Il pouvait avoir une trentaine d’années. Grand, mince, le visage allongé, les yeux très clairs dans un teint brun, il avait dans toute sa personne un charme de finesse.

Deux ou trois fois, il avait regardé du côté de Paule, cherchant discrètement à la saluer, mais attendant d’être reconnu. Dans le jour poussiéreux de cette salle d’attente, sur le fond chocolat de la boiserie, elle le vit enfin. Sa tête se détachait, découverte, un peu inclinée:

—Gérard Seguey...

Il vint à elle, lui serra la main et prit à son côté une place libre sur la banquette. Elle en éprouvait un sentiment mêlé de trouble et de gêne, peut-être à cause des pensées qu’elle venait d’avoir et aussi de cette affiche qui était maintenant juste devant lui.

Il ne paraissait pas s’en apercevoir et lui parlait de son deuil récent, d’un ton mesuré, choisissant ses termes. Elle aussi essaya de dire quelque chose sur le malheur qui l’avait atteint, prépara une phrase dont elle ne sut que faire et se tournant simplement vers lui:

—Votre mère était une femme délicieuse.

Elle avait appuyé sur le dernier mot, avec une sincérité dont il fut touché. Il ne répondit rien, mais ses paupières se relevèrent un peu sur son regard gris qui sembla contempler une parfaite image.

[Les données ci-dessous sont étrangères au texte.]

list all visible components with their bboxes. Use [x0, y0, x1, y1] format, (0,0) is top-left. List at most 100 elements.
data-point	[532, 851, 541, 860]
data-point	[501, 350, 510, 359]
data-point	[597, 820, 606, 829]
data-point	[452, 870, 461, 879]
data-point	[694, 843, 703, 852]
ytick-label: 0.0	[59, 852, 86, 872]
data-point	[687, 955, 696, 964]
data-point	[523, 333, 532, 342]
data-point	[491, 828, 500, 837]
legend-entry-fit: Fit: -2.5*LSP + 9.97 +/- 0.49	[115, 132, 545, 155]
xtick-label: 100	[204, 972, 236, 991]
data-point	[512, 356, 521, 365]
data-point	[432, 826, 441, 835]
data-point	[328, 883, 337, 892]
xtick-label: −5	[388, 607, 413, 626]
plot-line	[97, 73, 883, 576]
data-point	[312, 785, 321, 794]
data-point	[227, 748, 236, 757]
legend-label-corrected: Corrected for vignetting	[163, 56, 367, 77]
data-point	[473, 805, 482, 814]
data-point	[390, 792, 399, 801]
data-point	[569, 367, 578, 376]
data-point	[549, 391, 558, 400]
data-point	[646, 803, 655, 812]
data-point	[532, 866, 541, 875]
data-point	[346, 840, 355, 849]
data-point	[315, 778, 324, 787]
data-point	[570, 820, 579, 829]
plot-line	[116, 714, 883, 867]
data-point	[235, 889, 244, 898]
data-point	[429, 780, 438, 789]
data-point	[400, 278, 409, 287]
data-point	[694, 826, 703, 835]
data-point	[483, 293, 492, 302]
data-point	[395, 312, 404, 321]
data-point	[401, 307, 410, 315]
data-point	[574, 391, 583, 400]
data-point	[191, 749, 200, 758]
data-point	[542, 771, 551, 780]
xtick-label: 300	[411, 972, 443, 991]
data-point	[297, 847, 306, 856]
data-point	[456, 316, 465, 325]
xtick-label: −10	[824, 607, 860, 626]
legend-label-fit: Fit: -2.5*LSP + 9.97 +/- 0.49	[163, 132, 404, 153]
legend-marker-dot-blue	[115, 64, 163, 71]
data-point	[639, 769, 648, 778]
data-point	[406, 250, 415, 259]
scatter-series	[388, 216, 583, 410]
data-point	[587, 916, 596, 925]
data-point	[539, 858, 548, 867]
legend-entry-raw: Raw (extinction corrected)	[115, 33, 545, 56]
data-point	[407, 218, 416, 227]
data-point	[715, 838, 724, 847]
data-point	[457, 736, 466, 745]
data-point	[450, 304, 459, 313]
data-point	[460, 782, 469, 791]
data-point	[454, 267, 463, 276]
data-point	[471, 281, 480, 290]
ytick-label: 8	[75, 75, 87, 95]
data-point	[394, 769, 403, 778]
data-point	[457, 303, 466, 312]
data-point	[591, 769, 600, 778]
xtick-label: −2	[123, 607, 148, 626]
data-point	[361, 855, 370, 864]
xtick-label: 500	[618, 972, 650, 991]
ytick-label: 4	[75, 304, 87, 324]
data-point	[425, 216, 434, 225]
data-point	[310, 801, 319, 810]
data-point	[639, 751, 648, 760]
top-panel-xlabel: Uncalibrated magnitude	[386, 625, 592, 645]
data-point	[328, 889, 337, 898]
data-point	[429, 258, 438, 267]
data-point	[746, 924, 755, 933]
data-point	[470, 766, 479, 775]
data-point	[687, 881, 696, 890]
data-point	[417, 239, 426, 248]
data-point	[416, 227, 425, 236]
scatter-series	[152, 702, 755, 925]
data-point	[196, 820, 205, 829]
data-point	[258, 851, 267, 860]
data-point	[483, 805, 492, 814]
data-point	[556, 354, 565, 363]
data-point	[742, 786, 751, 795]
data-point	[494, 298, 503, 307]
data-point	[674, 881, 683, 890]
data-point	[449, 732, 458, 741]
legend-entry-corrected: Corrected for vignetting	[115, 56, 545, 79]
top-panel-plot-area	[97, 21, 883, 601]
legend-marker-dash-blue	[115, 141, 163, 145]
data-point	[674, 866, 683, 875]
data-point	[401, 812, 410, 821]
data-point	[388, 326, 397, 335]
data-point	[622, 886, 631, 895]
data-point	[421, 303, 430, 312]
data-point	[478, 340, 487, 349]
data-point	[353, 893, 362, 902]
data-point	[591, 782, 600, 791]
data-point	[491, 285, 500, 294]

Ce fut à ce moment qu’elle découvrit qu’il lui ressemblait.

Puis, d’un ton différent, il parla de plusieurs familles qui étaient de leurs relations. Il passait d’une personne à l’autre. Sur un avocat célèbre, M. Peyragay, qui avait une maison au bord du fleuve, il raconta plusieurs anecdotes qui mirent entre eux quelques sourires.

Elle était étonnée qu’il soutînt ainsi leur conversation. Il y avait longtemps qu’elle ne l’avait vu, et c’était la première fois qu’il la traitait en jeune fille. Les paroles les plus simples, lorsqu’il les disait, prenaient une valeur qu’elle ne s’expliquait pas.